A questão da remuneração dos administradores é tema cada vez mais relevante no âmbito das companhias, especialmente saber as principais informações quanto a incentivos, programas de bônus, metas e afins. No exterior, inclusive, já se começa a falar de esclarecer as informações de remuneração vis-à-vis a efetiva performance da companhia, assim como também se começa a inserir a possibilidade de devolução de bônus recebidos em razão de resultados que posteriormente se mostrem equivocados e que tenham dado causa ao recebimento de bônus de maneira indevida.

Por ocasião da AGO, segundo o artigo 157 da Lei das S.A., o acionista com ações representativas de ao menos 5% (cinco por cento) do capital da companhia pode pedir informações detalhadas da remuneração dos administradores da companhia (e também dos empregados de alto nível), ficando estes obrigados a divulgá-las, incluindo ações de sua titularidade, opções de compra, condições de contrato de trabalho, e outras informações que possam ser relevantes quanto à sua contratação, benefícios e outros fatos e atos relevantes relacionados à companhia.

Eleição de conselheiros

Adicionalmente, é comum que também na AGO seja deliberada a eleição de administradores da companhia, por ocasião do término do mandato dos administradores até então nos seus cargos.

A lei societária brasileira, com o objetivo de garantir uma maior influência dos acionistas minoritários com participação relevante sobre a gestão e orientação dos negócios da sociedade, estabeleceu o sistema de voto múltiplo para eleição de conselheiros as assembleias gerais (art. 141 da Lei das S.A.).
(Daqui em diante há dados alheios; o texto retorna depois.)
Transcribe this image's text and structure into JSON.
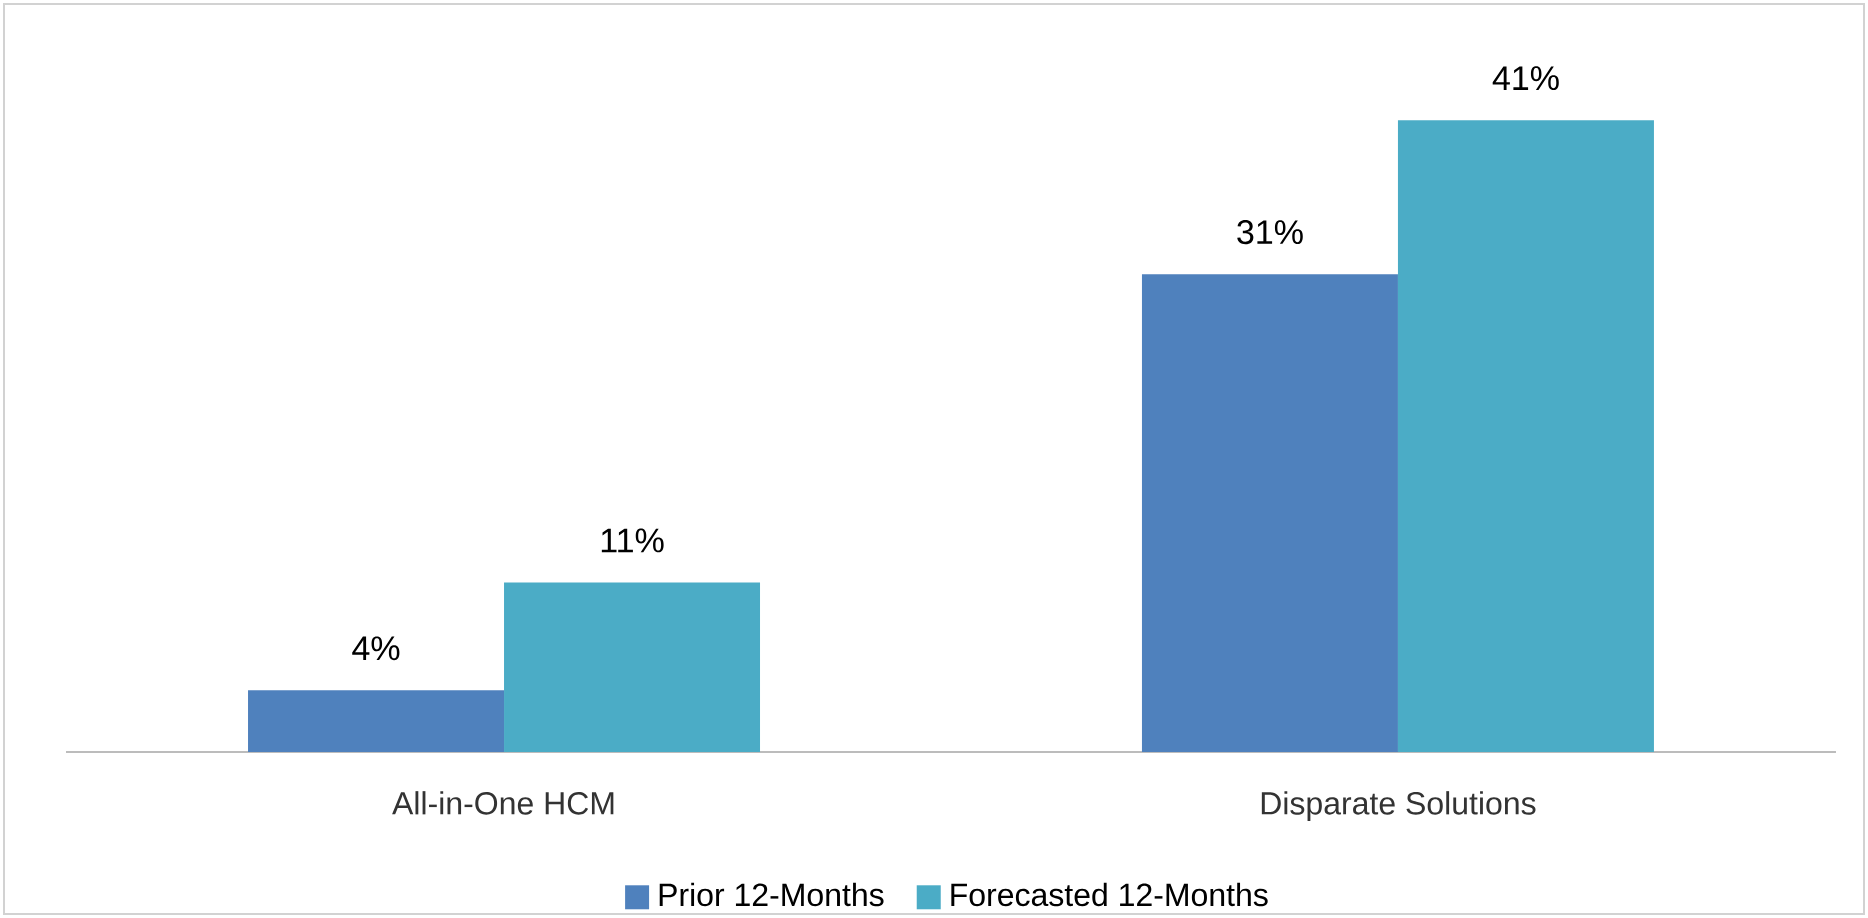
{
  "chart_data": {
    "type": "bar",
    "categories": [
      "All-in-One HCM",
      "Disparate Solutions"
    ],
    "series": [
      {
        "name": "Prior 12-Months",
        "color": "#4f81bd",
        "values": [
          4,
          31
        ],
        "value_labels": [
          "4%",
          "31%"
        ]
      },
      {
        "name": "Forecasted 12-Months",
        "color": "#4bacc6",
        "values": [
          11,
          41
        ],
        "value_labels": [
          "11%",
          "41%"
        ]
      }
    ],
    "legend": "bottom"
  }
}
Por meio desse mecanismo, fica facultado aos acionistas que representarem, pelo menos, 10% (dez por cento) do capital social com direito a voto requererem a adoção do voto múltiplo, atribuindo a cada ação tantos votos quantos sejam os membros do conselho. Nesse sistema os acionistas minoritários dispõem da possibilidade de cumular os votos em um só candidato – potencialmente aumentando as chances de eleger o seu candidato, dado que os acionistas controladores terão que dividir seus votos em vários nomes, com o objetivo de emplacar a maioria dos conselheiros – ou distribuí-los entre vários.

Outra medida que visa resguardar a proporcionalidade no preenchimento dos cargos da administração é o direito à eleição em separado (art. 141, § 4o da Lei das S.A.). Este instituto permite aos acionistas titulares de 15% (quinze por cento) do total das ações com direito a voto e aos acionistas detentores de ações preferenciais que representem, pelo menos, 10% (dez por cento) do capital social eleger um conselheiro e um suplente em votação em separado. Ainda, se não houver capacidade de perfazer estes quóruns, restará o mesmo direito aos titulares de ações ordinárias e preferenciais que representem, em conjunto, pelo menos 10% (dez por cento) do capital social. Existe uma discussão doutrinária sobre esta votação quanto à aplicação desse voto em companhias que não tenham controlador ou bloco de controle definidos, dado que a exclusão do controlador neste voto é expressamente mencionada na lei.

Com base no acima, vê-se que a legislação societária cuidou de garantir aos acionistas, e especialmente aos minoritários, meios de examinar o andamento dos negócios das companhias, as condições de contratação dos administradores, e também de garantir que haja administradores na companhia que não sejam vinculados ao controlador. É de suma importância que, neste momento de mercado, essas ferramentas sejam amplamente usadas, fazendo que esse exame cruzado de informações por acionistas e administradores possa gerar um ambiente econômico e um mercado de capitais hígido e transparente.